Le necropoli dei marsi in Abruzzo

Nei boschi della Valle d’Amplero – Abruzzo (Italia) – la necropoli di Cantone (I sec. a.C-I sec. d.C.) è un’improvvisa, spettrale, sacra visione. Cinquanta tombe sono testimoni della vita dei marsi, popolazione di guerrieri italico-romani che abitava questi luoghi fin dal IV sec. a.C. (959 m.s.l.m.). Diverse le tipologie di sepolture: a fossa, a camera e a lapide.

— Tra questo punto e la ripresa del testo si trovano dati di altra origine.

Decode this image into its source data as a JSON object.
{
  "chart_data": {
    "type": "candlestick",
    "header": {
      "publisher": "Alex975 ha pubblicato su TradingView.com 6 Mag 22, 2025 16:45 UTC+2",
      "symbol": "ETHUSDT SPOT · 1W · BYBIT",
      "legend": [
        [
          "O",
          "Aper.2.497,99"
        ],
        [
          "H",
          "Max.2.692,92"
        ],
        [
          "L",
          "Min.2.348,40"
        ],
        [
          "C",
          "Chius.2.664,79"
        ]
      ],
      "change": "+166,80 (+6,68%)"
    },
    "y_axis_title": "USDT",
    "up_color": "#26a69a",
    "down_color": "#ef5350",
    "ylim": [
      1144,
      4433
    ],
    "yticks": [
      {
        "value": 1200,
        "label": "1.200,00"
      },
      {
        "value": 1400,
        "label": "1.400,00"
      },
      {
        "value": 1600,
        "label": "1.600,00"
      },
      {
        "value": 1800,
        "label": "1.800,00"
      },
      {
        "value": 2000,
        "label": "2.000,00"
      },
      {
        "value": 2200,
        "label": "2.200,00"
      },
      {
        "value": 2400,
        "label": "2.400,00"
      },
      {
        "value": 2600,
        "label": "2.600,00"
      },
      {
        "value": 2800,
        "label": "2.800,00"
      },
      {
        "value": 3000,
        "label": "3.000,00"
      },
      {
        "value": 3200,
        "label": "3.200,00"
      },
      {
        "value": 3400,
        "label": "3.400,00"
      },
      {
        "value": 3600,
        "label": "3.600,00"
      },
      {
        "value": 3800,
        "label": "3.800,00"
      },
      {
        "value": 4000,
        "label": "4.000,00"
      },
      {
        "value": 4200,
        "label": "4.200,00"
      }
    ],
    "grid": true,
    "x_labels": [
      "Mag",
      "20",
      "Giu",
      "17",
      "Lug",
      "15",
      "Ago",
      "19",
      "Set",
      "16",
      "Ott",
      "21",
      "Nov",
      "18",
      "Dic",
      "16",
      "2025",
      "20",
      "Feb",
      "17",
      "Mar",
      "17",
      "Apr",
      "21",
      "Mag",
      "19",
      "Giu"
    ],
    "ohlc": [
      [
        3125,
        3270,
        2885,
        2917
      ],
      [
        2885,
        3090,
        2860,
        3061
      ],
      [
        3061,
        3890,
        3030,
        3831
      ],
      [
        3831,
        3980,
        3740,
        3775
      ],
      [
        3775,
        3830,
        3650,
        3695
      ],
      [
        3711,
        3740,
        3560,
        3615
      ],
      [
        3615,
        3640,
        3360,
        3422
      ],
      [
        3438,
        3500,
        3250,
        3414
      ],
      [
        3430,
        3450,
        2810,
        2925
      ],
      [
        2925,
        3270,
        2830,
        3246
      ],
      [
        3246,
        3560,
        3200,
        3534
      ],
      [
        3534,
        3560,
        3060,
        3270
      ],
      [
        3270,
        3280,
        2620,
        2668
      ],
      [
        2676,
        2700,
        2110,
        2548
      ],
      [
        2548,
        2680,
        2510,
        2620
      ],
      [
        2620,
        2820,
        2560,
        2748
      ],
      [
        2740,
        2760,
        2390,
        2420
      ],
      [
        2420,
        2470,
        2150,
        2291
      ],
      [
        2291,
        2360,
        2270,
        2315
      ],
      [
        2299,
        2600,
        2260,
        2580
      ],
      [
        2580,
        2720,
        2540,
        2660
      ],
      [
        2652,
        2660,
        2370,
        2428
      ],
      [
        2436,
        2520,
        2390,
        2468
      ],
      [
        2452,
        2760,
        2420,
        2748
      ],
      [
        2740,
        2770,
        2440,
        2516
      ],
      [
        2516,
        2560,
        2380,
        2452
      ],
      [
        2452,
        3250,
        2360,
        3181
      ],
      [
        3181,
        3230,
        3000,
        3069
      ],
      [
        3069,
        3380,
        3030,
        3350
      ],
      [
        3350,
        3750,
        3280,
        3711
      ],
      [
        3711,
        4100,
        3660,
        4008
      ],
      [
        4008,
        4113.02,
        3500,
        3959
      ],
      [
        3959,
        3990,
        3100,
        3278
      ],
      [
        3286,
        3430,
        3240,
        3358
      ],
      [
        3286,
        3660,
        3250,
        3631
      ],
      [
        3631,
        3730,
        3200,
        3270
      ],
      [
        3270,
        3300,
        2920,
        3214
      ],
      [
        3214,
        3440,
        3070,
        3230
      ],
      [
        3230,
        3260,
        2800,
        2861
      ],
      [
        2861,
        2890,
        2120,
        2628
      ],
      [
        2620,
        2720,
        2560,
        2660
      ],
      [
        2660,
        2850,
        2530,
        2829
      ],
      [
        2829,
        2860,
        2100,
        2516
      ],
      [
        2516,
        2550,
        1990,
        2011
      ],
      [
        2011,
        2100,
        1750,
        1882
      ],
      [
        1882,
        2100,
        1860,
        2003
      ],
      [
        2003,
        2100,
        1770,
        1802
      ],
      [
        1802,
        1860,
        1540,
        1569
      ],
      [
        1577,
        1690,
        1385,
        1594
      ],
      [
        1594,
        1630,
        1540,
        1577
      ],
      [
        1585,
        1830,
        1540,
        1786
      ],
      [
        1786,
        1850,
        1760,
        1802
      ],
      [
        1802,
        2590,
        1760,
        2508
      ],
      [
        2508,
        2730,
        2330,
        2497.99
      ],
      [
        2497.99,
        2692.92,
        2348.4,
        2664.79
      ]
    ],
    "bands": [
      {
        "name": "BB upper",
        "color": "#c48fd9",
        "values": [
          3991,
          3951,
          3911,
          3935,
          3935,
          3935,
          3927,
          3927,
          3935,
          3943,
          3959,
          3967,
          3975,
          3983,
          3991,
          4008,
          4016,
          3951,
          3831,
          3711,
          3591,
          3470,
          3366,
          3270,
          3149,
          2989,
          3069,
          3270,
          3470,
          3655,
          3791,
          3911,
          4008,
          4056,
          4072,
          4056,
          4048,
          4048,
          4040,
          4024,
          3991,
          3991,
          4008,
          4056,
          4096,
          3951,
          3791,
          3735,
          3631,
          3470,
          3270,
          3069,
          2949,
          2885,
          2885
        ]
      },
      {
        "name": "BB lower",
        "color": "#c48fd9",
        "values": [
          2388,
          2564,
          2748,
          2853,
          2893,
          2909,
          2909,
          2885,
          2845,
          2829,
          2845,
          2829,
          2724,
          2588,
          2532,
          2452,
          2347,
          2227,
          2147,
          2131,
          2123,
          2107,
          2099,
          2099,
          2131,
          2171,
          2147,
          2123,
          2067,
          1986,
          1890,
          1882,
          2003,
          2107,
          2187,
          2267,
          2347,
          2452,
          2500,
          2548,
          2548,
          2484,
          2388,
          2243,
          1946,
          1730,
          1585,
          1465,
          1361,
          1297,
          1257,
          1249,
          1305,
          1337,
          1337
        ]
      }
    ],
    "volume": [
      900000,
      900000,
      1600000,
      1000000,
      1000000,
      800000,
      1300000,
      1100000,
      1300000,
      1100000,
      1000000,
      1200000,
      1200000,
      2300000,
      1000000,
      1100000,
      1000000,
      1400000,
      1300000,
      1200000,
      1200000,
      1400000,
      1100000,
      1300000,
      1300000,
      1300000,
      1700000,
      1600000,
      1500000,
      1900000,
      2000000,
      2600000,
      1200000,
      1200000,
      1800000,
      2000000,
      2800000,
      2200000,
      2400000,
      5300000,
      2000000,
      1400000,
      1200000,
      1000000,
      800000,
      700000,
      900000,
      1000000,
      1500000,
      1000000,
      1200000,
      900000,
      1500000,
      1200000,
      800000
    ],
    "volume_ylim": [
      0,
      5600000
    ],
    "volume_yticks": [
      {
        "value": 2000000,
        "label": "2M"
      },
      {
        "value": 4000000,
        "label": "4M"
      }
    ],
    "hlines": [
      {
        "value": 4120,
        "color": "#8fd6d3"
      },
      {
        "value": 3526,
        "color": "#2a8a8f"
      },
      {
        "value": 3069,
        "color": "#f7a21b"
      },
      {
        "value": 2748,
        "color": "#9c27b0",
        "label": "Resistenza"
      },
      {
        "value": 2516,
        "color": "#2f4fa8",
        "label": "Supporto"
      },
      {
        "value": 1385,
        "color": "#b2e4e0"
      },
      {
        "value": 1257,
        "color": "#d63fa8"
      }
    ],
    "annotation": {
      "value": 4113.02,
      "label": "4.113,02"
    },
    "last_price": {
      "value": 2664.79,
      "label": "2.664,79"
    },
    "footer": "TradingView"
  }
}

Due stele imitano il disegno di porte, preso in prestito dai romani. Le ante sono quadripartite, in due spazi vi sono sfere ornamentali e sono sormontate da un frontone stilizzato. Inoltre, in questa necropoli durante le ritualità funebri si versavano libagioni in canali che raggiungevano le camere delle tombe. Preziosi beni accompagnavano nell’oltretomba i membri più in vista della comunità (come ad esempio letti in osso). Anche qui la morte era concepita come una transizione, culturalmente influenzata da romani ed etruschi. I rituali conviviali intensificavano tale passaggio, augurando al defunto una piacevole esistenza nell’aldilà.

Necropoli di Cantone, Valle d’Amplero, Collelongo (L’Aquila), I sec. a.C.-I sec. d.C. Video di Montagneselvagge
Lapide scolpita come una porta, Necropoli di Cantone, Valle d’Amplero, Collelongo (L’Aquila), I sec. a.C.-I sec. d.C. Fotografia di Marta Guagnozzi.

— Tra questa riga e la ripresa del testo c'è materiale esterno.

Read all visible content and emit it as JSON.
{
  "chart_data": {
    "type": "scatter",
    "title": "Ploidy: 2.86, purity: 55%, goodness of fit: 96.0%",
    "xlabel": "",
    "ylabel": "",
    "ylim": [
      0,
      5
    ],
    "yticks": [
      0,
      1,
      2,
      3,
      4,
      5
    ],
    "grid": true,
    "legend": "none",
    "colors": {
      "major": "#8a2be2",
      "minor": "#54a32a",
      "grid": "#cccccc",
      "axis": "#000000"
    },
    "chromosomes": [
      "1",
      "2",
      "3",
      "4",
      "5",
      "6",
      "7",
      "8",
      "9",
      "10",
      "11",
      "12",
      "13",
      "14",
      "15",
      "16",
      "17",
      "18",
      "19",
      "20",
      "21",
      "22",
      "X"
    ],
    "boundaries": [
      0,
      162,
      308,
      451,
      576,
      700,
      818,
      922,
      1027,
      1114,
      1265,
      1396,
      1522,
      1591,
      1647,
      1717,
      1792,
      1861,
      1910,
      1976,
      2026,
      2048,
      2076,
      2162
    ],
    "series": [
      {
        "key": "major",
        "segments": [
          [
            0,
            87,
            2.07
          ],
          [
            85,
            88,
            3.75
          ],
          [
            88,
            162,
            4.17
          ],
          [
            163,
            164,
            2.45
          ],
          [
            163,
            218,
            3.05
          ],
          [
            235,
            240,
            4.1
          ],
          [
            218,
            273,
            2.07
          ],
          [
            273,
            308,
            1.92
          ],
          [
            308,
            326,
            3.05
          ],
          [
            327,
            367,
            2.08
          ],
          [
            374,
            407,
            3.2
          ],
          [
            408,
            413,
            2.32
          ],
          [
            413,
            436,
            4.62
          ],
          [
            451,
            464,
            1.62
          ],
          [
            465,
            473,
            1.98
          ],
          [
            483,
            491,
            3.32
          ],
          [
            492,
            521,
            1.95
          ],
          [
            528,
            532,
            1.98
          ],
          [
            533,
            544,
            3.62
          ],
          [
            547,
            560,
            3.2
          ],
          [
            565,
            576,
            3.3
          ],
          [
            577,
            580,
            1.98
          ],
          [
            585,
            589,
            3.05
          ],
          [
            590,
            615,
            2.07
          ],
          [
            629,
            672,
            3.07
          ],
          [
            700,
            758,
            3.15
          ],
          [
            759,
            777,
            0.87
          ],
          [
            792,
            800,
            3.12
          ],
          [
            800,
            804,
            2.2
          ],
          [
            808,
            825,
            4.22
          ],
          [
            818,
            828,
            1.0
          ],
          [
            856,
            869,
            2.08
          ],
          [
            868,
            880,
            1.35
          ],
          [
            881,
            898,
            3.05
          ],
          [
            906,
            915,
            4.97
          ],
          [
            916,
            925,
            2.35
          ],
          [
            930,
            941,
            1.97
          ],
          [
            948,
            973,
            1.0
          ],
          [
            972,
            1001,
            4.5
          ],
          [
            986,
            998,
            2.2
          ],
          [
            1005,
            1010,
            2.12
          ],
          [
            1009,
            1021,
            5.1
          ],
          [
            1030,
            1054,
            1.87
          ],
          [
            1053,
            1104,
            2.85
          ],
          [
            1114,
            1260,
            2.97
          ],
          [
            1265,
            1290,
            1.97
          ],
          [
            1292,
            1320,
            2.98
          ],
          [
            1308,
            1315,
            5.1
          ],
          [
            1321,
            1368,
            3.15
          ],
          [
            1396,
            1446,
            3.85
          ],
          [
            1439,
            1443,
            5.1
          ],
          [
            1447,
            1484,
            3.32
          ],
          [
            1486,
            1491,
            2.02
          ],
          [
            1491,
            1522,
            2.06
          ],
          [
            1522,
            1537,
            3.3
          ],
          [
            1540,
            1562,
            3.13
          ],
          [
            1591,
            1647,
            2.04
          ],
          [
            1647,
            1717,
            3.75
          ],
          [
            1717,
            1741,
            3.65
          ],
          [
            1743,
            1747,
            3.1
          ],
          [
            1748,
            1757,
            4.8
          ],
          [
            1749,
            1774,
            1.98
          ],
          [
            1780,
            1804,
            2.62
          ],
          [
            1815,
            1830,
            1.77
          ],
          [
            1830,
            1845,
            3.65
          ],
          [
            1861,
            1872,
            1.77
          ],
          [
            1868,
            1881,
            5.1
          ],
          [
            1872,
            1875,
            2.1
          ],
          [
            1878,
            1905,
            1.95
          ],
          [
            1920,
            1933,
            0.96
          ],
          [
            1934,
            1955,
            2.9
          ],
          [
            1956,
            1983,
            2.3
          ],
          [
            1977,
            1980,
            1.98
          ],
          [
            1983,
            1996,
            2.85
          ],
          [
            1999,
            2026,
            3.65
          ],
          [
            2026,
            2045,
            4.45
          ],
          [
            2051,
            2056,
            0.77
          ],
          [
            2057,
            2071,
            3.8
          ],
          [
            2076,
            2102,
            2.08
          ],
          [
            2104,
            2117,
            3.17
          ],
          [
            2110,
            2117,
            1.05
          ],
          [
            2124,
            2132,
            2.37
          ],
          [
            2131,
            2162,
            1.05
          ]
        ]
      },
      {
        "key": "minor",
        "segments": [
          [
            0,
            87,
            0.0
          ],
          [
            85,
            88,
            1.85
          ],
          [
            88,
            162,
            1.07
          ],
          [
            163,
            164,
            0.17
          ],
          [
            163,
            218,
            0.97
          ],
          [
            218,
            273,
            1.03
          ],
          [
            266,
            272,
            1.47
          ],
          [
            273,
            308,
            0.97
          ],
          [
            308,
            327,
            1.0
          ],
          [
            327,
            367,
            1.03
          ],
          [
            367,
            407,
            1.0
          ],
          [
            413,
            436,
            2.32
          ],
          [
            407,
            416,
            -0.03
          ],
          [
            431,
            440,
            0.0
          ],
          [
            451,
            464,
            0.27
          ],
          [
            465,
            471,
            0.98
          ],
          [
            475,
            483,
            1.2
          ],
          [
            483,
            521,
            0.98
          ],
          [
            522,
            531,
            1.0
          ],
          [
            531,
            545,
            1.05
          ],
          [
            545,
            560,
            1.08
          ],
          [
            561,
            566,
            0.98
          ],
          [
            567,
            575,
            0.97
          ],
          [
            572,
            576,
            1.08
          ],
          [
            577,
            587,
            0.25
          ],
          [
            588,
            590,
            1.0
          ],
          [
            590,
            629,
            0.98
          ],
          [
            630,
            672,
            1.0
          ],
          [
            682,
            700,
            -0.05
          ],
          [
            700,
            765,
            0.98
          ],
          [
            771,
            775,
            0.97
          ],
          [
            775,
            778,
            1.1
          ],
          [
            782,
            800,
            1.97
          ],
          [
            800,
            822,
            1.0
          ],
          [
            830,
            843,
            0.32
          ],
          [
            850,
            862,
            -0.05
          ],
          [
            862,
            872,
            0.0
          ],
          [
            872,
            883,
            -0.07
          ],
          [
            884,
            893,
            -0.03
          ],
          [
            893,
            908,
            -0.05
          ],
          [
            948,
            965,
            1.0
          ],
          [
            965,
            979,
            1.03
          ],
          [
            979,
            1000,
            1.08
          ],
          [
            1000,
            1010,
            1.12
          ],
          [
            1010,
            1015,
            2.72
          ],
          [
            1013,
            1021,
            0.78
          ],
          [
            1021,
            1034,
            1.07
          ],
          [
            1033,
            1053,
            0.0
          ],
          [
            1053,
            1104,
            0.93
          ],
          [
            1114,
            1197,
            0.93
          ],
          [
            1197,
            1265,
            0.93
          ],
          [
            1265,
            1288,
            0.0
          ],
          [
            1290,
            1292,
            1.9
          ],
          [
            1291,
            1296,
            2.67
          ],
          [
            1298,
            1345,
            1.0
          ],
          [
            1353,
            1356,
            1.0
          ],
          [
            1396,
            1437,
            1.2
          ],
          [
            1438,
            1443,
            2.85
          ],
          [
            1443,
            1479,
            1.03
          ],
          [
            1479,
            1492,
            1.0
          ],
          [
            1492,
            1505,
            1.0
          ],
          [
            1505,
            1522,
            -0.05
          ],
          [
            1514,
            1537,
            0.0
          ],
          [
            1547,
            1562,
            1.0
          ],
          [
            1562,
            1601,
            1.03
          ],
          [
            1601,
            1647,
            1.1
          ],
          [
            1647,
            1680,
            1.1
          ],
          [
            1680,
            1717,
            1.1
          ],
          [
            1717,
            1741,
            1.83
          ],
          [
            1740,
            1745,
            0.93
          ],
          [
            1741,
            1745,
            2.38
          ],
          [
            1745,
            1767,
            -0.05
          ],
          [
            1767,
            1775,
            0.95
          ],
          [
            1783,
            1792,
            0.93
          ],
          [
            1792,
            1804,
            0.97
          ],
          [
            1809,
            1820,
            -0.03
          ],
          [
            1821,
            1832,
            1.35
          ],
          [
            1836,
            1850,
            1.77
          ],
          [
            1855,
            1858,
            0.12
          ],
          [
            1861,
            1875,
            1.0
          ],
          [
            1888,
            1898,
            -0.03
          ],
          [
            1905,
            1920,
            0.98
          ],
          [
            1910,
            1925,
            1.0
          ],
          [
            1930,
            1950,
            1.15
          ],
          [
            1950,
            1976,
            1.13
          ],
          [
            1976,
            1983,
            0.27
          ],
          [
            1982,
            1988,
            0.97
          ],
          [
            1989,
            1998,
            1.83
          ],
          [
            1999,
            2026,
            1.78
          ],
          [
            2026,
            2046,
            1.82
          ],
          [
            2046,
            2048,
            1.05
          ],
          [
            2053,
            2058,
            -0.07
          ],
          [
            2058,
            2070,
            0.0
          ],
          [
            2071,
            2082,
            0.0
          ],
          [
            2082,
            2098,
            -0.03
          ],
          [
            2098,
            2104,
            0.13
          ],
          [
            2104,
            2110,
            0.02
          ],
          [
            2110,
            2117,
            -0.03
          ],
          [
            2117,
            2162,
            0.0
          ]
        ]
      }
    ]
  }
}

Cancelli al Verano e Staglieno: le nostre porte dell’aldilà

La porta come simbolo di transizione dallo stato corporeo a uno stato diverso – o dal regno dei vivi a una dimensione diversa in cui restare – è uno degli elementi più antichi e più comunemente utilizzati. L’impiego di porte false, dipinte o scolpite in antichità può essere facilmente riscontrato anche nella contemporaneità. È solamente necessario fare due passi in un cimitero. Cancelli di tombe monumentali, come nel Cimitero di Staglieno o in quello del Verano (Roma) sono solamente pochi esempi di questa eredità.

La morte è ancora vissuta come un passaggio verso il nulla e i nostri cimiteri costituiscono il retaggio delle antiche necropoli. L’unica differenza consiste nel fatto che a volte le moderne cappelle sepolcrali ci consentono di oltrepassare le soglie e non vi sono guardiani a trattenerci.